Bryan Faulds

Current position
- Title: Head coach
- Team: Akron
- Conference: MAC

Coaching career (HC unless noted)
- 2010-2015: College of San Mateo (Pitching/Associate/Interim Head Coach)
- 2015-2017: Ohio (pitching)
- 2018-2022: St. Edwards (pitching)
- 2022-2023: St. Edwards
- 2024-present: Akron

= Bryan Faulds =

American baseball coach

Bryan Faulds is an American college baseball coach. Faulds is the head coach of the Akron Zips baseball team.

==Early life==
Faulds is a native of San Ramon, California.

==Playing career==
Faulds played college baseball for College of San Mateo before transferring to Western Illinois University.

==Coaching career==
===San Mateo===
Faulds began his coaching career at the College of San Mateo in California, where he coached for six years and became associate head coach and interim head coach in 2013. He was also a pitching coach/assistant coach at San Mateo. While with San Mateo he helped the baseball team win three conference titles, make six regional appearances and four super regional appearances.

===Ohio===
From 2015 to 2017, Faulds was the pitching coach for the Ohio Bobcats baseball team, a program in the Mid American Conference (MAC) in NCAA Division I. While pitching coach at Ohio, Faulds helped the Bobcats to the 2017 MAC tournament title and a 2017 NCAA tournament appearance.

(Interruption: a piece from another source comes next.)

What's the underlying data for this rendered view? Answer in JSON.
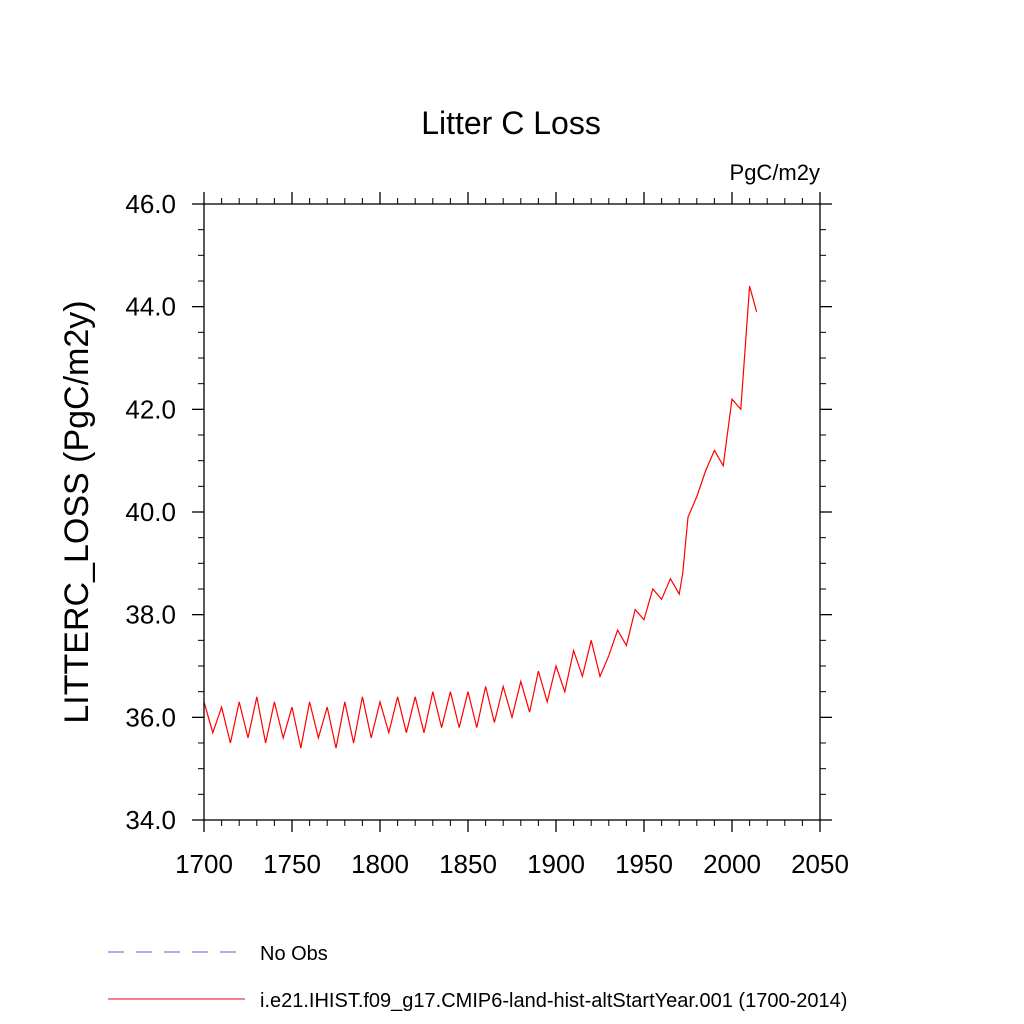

The 2017 team featured two first team All-MAC pitchers under his coaching leadership.

===St. Edwards===
On August 2, 2017, Faulds was named as an assistant coach at St. Edwards University. In 2021, the head coach of St. Edwards Rob Penders was fired and Faulds took over as head coach of the program. Faulds later worked for two years as the head coach at St. Edward's University in Austin, Texas, an NCAA Division II program. He was 72-42 in his two seasons as head coach of St. Edward's.

===Akron===
On June 20, 2023, Faulds was named head coach of the Akron Zips baseball team. On February 22, 2024, Faulds earned his first DI victory as a head coach. On April 21, 2025, Faulds earned his 100th victory as a head coach. Faulds has coached two All-MAC first team selections while at Akron, Jared Schaeffer in 2024 and Brody Chrisman in 2026.